THE DESCENDANTS
Now playing at Fifth Avenue Cinemas and International Village
Matt King is going through a midlife crisis: he's conflicted about selling off 25,000 acres of family land; he's detached from his offspring, and, as it turns out, has been even less in touch with his wife. But at least he has his hair.
That's all I took away from The Descendants by Alexander Payne, the man who got to the heart of wine snobbery in Sideways. The film is framed as a comedy-drama in the trailer, which features some perky ukuleleplucking in the background as Clooney's head pops up from behind some shrubbery, but instead is a serious film about betrayal, grief and family dysfunction.
Clooney plays Matt, who in addition to the issues mentioned above, is also dealing with a wife who has been in a coma for 23 days, and may not recover. Plus, it seems that Elizabeth was having an extra-marital affair. The self-described "backup parent" is now responsible for his two girls, aged 17 and 10 (Shailene Woodley and Amara Miller) who seem to have had issues long before mommy had her accident.
We wonder if it's Matt who's been in a coma for the last 17 years. He seems so detached from his girls-foul-mouthed messes both-that we assume he lives apart. Instead, we're told that he just works a lot, which seems to be justification for Elizabeth's affair, but surely doesn't explain why the girls treat their dad with so much contempt.
After all, Matt seems to be the more sensible parent: he inherited a strong work ethic from his father, and believes that when it comes to money and children, a parent needs to "give them enough to do something, but not enough to do nothing." It's the best line of the movie, but Matt - let's call him Doormatt-seems to have lost the point in his rhetoric.
Apparently filmmakers thought that we would have a difficult time accepting George Clooney as a cuckolded husband, and so made him as dorky a dad as possible, with pants a little too high and the world's most boring Hawaiian shirts. Clooney, trying desperately to lose his signature poise and polish, clumps around like a Neanderthal, whether he's running on the beach or just trying to stay erect. It's distracting.
There are no surprises to be had in this picture, which paints the characters in black and white, rather than in shades of grey. Matt is the victim here, righteous and alone. All their friends are on his wife's side. Matt's father-in-law (an excellent Robert Forster) hates him. Adultery is bad, so the other man (Matthew Lillard) is presented as a sleazy real estate agent, who may or may not have pursued Elizabeth to cash in on an upcoming real estate deal. Plus, he's "not very articulate" according to Matt, who mocks the man to his face. And Sid (Nick Krause) is so moronic a character that he ruins every scene he's in. This isn't Bill and Ted's Excellent adventure, after all.

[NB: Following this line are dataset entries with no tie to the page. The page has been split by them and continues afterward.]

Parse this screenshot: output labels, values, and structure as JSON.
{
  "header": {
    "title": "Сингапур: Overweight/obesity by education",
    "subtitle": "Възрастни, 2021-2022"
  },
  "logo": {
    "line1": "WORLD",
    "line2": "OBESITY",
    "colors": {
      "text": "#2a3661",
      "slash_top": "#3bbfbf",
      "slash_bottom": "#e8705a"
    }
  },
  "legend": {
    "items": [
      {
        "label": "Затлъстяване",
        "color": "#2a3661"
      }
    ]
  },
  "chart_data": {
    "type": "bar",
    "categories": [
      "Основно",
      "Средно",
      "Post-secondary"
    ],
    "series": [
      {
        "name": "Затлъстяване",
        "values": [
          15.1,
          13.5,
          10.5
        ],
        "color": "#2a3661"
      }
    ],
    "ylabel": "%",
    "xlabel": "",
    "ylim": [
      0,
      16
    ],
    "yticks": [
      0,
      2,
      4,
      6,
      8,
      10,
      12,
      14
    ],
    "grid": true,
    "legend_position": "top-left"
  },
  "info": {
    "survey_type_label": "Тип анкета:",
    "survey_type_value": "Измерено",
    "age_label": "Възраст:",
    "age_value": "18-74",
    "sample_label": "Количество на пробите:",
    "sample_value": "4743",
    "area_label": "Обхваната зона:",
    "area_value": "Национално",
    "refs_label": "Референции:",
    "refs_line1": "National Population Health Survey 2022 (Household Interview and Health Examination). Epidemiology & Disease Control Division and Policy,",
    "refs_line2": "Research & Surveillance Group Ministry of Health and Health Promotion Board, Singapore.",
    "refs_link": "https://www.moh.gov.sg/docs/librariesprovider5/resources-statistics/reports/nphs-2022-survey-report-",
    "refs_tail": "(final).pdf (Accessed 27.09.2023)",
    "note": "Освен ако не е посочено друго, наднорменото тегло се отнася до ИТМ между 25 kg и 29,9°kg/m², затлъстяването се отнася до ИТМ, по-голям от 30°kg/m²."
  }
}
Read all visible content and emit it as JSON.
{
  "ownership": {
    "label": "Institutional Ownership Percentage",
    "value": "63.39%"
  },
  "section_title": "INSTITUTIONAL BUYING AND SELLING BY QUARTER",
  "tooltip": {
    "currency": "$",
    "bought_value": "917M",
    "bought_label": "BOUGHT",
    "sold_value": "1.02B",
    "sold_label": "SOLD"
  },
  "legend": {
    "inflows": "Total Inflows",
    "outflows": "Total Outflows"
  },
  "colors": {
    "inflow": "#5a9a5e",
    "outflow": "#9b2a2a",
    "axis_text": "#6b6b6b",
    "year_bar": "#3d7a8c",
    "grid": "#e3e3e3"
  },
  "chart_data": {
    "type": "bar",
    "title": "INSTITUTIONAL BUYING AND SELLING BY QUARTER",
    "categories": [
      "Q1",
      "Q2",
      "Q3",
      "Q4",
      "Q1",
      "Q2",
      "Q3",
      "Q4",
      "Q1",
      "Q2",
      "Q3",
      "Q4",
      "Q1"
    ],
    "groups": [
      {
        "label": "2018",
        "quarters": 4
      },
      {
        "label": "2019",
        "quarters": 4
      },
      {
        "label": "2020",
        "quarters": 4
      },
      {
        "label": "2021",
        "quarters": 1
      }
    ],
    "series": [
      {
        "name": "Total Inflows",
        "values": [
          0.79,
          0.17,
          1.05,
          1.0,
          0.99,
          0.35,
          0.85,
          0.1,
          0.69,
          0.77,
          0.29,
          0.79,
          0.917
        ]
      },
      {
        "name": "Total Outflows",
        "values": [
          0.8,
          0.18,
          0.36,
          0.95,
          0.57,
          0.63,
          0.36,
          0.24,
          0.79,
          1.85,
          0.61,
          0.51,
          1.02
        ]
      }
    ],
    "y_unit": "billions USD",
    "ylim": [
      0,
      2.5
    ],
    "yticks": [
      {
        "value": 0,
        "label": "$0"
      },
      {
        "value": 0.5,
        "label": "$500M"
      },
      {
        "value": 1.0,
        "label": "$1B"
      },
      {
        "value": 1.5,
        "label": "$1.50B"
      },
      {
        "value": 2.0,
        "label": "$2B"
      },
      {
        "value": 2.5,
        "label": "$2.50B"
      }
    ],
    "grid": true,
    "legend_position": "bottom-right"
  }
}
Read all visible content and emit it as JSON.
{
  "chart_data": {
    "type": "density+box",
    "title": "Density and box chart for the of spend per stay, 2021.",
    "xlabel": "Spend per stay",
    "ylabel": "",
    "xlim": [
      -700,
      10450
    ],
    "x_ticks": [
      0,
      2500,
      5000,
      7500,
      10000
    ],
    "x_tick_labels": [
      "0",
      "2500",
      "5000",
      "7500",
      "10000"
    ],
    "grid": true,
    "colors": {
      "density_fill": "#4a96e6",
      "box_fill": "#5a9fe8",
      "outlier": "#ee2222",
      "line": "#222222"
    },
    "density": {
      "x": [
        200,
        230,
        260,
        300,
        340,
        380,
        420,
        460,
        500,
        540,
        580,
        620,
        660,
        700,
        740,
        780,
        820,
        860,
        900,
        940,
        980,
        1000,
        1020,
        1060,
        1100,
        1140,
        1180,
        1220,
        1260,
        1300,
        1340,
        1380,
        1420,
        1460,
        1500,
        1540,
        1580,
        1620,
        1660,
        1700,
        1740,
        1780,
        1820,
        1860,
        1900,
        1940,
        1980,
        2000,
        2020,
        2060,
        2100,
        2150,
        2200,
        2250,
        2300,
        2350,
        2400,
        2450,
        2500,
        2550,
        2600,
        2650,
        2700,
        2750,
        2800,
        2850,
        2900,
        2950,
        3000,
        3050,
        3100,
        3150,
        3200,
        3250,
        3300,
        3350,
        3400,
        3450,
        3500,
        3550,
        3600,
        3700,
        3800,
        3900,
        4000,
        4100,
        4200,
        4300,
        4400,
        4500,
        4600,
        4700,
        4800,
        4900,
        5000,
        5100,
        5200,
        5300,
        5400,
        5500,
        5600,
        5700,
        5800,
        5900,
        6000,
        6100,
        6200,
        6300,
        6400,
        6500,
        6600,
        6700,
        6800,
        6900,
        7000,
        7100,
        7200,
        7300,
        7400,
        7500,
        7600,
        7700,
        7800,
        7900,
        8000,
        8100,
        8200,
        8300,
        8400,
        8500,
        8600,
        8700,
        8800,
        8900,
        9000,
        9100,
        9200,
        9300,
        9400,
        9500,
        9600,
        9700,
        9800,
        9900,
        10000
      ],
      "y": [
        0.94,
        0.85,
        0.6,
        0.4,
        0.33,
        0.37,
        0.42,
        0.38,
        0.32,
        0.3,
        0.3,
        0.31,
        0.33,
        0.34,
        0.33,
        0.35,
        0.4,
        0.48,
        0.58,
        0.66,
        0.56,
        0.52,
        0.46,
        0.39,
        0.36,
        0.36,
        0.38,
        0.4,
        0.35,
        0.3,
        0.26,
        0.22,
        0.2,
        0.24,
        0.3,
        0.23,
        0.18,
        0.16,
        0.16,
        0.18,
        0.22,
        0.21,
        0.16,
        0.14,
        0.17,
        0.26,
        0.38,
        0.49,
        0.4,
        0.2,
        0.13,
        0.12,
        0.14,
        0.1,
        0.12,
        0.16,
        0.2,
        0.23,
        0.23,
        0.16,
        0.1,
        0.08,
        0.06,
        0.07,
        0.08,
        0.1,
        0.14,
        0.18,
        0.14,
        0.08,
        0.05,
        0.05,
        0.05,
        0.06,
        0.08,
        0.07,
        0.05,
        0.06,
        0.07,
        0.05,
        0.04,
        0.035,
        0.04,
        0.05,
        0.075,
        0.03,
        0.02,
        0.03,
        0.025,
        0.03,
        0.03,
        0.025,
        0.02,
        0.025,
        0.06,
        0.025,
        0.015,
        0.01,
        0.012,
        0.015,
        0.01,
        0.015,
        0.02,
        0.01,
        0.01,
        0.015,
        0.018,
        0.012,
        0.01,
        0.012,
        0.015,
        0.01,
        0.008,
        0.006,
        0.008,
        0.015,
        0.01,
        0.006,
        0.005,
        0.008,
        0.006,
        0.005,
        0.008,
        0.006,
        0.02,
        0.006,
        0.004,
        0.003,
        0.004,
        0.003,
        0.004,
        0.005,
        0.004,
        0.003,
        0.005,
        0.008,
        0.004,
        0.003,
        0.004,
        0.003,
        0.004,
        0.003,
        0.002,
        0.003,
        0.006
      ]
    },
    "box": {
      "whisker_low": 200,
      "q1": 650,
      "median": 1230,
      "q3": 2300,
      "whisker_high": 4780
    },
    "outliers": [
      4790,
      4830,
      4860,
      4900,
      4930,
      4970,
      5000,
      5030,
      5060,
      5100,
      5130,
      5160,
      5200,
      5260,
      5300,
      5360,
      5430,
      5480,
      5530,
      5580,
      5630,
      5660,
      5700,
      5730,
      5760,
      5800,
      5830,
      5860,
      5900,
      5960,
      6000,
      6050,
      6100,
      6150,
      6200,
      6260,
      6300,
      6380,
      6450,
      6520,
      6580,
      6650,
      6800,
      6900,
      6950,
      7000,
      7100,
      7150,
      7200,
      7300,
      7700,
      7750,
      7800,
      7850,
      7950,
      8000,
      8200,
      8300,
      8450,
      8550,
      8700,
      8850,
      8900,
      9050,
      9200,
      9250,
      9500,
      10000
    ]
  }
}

Matt is so entirely blameless-aided by Clooney's hangdog expressions-that two things happen: he starts to grate on our nerves because he never stands up for himself, and we kind of hate the other characters (yes, even the 10-year-old who keeps flipping her father the bird) with whom we should sympathize.
There are too many morbid shots of the dying woman, as if to wring last-minute sympathy from the audience where the script failed to do so. It means the farewell scene between Matt and his wife (which should have been a three-hanky affair) seems inauthentic.
Clooney is capable of comedy and drama, but Payne's script, adapted from a novel by Kaui Hart Hemmings, allows him to do neither well, in a flat little film where the landscape is far more interesting that the people who inhabit it.